In 2001 hebben Canadese wetenschappers voor de westkust van Cuba inderdaad een 6000 jaar oude verzonken stad gevonden op een diepte van 650 meter. Nader onderzoek met een onderzeerobot gaf aan dat het om granieten bouwwerken gaat en dat er ook piramides bij zijn.
Sommige blokken zijn 2,5 a 3 meter van omvang. Nader onderzoek zal moeten aantonen welke beschaving dit mogelijk is geweest.
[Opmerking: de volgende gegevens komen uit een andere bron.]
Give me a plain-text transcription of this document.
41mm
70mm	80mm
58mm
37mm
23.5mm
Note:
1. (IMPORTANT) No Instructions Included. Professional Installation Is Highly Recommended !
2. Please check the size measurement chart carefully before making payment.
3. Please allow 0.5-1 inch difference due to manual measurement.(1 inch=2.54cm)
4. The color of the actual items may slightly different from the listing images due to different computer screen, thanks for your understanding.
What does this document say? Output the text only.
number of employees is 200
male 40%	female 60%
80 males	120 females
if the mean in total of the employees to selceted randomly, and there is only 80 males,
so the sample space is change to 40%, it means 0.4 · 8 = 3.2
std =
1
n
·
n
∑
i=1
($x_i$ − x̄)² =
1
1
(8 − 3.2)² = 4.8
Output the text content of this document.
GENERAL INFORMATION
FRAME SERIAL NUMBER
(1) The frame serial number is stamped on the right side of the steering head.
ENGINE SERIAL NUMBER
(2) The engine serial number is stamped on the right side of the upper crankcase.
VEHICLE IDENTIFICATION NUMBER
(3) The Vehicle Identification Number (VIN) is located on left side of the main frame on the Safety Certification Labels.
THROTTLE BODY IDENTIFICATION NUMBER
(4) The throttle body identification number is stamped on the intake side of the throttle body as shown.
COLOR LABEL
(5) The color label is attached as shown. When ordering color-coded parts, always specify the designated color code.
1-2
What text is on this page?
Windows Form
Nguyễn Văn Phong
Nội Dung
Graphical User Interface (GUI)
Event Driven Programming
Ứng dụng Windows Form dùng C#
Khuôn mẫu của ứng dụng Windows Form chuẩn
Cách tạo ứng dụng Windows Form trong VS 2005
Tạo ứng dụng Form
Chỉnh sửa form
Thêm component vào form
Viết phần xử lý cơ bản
Een andere bijzondere archeologische vondst is de zogenaamde "machine van Antikythira". Dit  apparaat is gevonden in een scheepswrak ten noorden van Kreta in het kanaal van Antikythira in 1900. Men vond er nog allerlei andere spullen, vaasjes en marmeren beeldjes uit circa 80 voor Christus. Dit technisch uitziend ding had meerdere tientallen millimeter dunne tandwielen en kruiselings geplaatste lijsten. Het was iets technisch, maar wat precies werd pas jaren later duidelijk toen de Britse wiskundige (en sterrenkundige) Derek Solla Price toestemming kreeg om er een studie van te maken.  De metaaldeeltjes bestonden uit zuiver brons, of koper-tinlegeringen in verschillende mengverhoudingen.  Asjes en verschillende tandwieltjes grepen in elkaar als overbrengingen. Tandwieltjes hadden soms wel 240 tandjes en waren minuscuul dun en klein

Er stonden ook teksten in het oud-Grieks, met fragmenten die verwijzen naar de sterren zoals Wega en Pleiaden, maar ook Sterrebeelden Tweeling, Arcturus en Altaïr. Na jaren studie concludeerde hij dat het een apparaat was voor het aanduiden van de verschillende sterrenposities. Zo waren de maanstanden afleesbaar in relatie tot de zon  en de aarde en de opkomst en ondergang van Sirius in verhouding tot Wega.

 Het vereiste niet alleen een hoge technologische kennis en vakmanschap maar ook astronomische kennis en dat al honderd jaar voor onze jaartelling ! Dit zet de wetenschap voor een groot raadsel. Wie heeft dit gemaakt en waarvoor werd het gebruikt in de zeevaart? Voor navigatie?   Nu ligt het in het Grieks Nationaal museum in Athene.
De Amerikaanse slapende helderziende Edgar Cayce wiens voorspellingen en diagnoses en de meeste gevallen zeer accuraat en nauwkeurig waren, geeft ook aan dat Atlantis mogelijk voor de kust van de VS en in de toekomst weer uit de zee zal verrijzen.             

                                                              Impressie van eiland Atlantis.